Solar cluster: Alternate solution to the PicoPSU

So, I’ve been doing a bit of research about how I can stabilise the battery voltage which will drift between around 11V and 14.6V. It’s a deep-cycle type battery, so it’s actually capable of going down to 10V, but I really don’t want to push it that far.

Once I get below 12V, that’s the time to signal to the VM hosts to start hibernating the VMs and preparing for a blackout, until such time as the voltage picks back up again.

The rise above 13.5V is a challenge due to the PicoPSU limitations. @Vlad Conut rightly pointed out that the M3-ATX-HV PSUs sold by the same company would have been a better choice. For about $20 more, or an extra $100 for the cluster, I’d have something that’d work 6-30V. I’d still have to solve the problem with the switch, but it’d just be that one device, not 6.

Maybe it was because they were out of stock that I went the PicoPSU route, I also wasn’t sure about power demands, I knew the CPU needed 20W, but wasn’t sure about everything else. So I over-dimensioned everything. Hindsight is 20:20.

One option I considered was a regulator in front of each node. I had mentioned the LM7812 because I knew of it. I also knew it was a crap choice for this task, the 1.5V drop, with a 5A load would result in about 7.5W dissipated thermally. So 20W would jump to nearly 28W — not good.

That of course assumes a 7812 would handle 5A, which it won’t.

LDOs were the way to go for anything linear, otherwise I was looking at a switchmode power supply. The LM2576 has similar requirements to the LM7812, but is much more efficient being a buck converter. If 1.5V was fine, I’d be looking for a 5A-capable equivalent.
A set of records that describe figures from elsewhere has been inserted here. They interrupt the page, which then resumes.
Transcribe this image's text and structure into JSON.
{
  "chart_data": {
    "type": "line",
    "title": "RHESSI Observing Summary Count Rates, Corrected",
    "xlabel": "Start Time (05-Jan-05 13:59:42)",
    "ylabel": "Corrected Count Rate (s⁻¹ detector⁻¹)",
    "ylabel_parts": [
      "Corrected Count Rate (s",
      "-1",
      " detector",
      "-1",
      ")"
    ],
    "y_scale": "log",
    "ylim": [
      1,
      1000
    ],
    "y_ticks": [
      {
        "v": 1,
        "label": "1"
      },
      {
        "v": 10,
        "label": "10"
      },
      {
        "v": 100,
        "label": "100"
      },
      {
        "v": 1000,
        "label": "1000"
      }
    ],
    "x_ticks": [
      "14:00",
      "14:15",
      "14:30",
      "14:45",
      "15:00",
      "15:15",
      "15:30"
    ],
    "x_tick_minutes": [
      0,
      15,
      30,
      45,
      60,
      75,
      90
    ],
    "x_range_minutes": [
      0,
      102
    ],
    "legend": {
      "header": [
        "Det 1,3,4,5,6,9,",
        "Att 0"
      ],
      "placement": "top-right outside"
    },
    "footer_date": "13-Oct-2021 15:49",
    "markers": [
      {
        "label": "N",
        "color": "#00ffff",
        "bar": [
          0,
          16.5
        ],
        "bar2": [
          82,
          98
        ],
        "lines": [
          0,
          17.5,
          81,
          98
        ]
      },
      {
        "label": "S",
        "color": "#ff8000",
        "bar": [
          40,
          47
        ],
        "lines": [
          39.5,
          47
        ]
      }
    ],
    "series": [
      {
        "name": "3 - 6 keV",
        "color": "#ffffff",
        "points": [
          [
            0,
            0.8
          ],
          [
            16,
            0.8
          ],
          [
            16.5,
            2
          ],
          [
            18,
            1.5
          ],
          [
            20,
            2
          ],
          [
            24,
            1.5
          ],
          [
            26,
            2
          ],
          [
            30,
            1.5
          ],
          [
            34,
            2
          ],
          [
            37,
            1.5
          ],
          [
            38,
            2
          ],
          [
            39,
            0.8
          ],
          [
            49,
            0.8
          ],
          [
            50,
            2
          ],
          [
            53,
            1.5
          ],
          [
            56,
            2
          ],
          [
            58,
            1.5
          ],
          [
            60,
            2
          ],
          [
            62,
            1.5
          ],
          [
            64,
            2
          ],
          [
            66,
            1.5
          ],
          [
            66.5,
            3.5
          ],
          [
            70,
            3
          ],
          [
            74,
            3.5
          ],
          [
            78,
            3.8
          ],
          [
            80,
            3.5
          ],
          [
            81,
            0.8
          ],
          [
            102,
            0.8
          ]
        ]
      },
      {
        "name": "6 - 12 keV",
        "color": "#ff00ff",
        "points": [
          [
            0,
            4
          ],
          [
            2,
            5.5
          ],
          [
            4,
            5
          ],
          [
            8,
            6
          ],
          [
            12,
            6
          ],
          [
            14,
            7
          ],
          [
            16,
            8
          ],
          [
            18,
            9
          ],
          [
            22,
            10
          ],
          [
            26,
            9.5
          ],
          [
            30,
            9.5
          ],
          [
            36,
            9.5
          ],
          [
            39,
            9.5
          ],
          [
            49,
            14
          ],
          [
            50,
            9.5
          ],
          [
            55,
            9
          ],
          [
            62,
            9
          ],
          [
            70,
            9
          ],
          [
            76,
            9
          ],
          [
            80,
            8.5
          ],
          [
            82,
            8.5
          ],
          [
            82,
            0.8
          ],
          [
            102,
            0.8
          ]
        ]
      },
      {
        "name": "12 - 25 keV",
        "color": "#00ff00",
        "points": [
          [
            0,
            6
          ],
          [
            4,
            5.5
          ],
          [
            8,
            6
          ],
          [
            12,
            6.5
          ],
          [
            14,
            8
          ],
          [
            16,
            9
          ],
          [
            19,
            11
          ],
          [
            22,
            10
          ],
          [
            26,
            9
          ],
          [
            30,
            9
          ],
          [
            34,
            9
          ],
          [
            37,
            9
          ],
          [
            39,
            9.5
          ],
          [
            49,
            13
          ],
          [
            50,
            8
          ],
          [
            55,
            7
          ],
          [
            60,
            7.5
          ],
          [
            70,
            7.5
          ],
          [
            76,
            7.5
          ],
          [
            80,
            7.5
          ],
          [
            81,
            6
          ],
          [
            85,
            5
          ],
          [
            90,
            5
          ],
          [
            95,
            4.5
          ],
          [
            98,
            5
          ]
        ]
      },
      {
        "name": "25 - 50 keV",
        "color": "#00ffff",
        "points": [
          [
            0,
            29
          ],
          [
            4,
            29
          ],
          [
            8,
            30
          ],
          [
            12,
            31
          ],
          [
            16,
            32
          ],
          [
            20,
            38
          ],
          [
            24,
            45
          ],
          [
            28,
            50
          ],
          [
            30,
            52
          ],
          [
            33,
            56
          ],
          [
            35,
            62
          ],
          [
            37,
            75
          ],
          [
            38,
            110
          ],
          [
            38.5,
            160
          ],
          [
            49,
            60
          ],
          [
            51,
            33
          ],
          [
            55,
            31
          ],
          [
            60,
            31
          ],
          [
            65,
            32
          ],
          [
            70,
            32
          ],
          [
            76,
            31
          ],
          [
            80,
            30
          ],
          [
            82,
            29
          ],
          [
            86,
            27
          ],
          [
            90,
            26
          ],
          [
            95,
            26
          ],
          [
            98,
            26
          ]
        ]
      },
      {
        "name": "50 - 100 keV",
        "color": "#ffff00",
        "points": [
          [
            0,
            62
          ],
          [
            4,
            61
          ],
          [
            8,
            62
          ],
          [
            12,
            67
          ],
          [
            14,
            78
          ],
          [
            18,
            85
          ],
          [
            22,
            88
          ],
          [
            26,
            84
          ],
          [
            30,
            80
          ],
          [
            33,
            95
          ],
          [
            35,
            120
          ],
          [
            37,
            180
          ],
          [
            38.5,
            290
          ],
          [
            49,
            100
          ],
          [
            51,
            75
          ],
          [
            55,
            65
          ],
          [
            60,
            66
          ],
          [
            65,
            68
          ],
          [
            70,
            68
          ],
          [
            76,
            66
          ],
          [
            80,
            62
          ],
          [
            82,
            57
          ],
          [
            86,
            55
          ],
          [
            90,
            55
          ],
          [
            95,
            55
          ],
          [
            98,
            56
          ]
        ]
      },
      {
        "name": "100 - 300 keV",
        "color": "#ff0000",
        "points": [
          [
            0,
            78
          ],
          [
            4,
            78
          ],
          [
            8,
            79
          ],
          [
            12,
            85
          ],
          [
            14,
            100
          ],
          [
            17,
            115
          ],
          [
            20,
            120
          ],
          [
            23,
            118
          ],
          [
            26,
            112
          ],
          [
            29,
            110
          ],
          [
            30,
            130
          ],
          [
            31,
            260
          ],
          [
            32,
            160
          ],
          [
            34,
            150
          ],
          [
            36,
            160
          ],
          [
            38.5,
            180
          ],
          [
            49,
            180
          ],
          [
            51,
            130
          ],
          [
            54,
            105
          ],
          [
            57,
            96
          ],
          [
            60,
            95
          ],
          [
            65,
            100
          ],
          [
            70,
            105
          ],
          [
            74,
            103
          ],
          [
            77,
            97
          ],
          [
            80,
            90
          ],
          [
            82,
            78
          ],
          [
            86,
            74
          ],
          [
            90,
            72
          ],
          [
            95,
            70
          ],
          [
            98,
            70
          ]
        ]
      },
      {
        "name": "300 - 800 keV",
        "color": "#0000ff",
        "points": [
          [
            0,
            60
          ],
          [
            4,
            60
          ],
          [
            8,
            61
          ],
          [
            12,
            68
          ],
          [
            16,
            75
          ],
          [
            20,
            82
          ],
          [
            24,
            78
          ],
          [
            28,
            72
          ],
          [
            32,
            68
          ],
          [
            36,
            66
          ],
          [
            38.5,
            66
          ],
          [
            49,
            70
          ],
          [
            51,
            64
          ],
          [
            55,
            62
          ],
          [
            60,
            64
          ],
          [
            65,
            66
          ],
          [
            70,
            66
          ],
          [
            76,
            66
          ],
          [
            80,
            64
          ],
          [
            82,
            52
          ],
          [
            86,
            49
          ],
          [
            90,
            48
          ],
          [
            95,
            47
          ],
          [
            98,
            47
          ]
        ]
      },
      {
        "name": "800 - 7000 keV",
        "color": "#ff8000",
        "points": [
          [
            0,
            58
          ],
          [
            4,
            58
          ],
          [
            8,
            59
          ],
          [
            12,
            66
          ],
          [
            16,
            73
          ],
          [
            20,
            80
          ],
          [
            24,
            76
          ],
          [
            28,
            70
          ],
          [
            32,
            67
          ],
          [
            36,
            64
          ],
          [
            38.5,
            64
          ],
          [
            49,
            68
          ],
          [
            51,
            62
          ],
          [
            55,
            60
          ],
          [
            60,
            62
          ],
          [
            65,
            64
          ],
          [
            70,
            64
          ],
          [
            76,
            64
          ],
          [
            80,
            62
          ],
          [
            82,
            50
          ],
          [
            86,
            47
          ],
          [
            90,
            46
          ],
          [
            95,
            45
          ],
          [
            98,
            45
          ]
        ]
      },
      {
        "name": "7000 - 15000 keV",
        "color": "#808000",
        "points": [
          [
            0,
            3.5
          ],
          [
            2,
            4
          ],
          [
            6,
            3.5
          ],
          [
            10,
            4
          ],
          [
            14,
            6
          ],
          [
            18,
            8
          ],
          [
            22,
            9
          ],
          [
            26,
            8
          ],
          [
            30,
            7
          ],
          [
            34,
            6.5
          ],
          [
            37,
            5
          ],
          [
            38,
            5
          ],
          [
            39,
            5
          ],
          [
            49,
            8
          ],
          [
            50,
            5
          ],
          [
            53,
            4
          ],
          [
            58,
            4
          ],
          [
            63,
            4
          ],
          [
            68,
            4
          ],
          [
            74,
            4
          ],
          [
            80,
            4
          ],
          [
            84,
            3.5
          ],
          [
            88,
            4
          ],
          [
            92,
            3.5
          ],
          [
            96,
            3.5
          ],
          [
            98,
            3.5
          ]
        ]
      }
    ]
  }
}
The other option would be to have one single power supply regulate power for all nodes. I mentioned in my previous log about the Redarc DC-DC power supply, and that is certainly still worthy of consideration. It is a single point of failure however, but then again, Redarc aren’t known for making crap, and the unit has a 2 year warranty anyway. I’d have downtime, but would not lose data if this went down.

@K.C. Lee pointed me to one LDO that would be a good candidate though, and is cheap enough to be worth the experiment: the Micrel MIC29750. 7.5A current, and comes in an adjustable form up to 16V. I’d imagine if I set this near 13.5V, it’d dissipate maybe 2.5W max at 5A, or 1W at 2A. Much better.

Not as good as Redarc’s solution of course, and that’s still an option, but cheap enough to try out.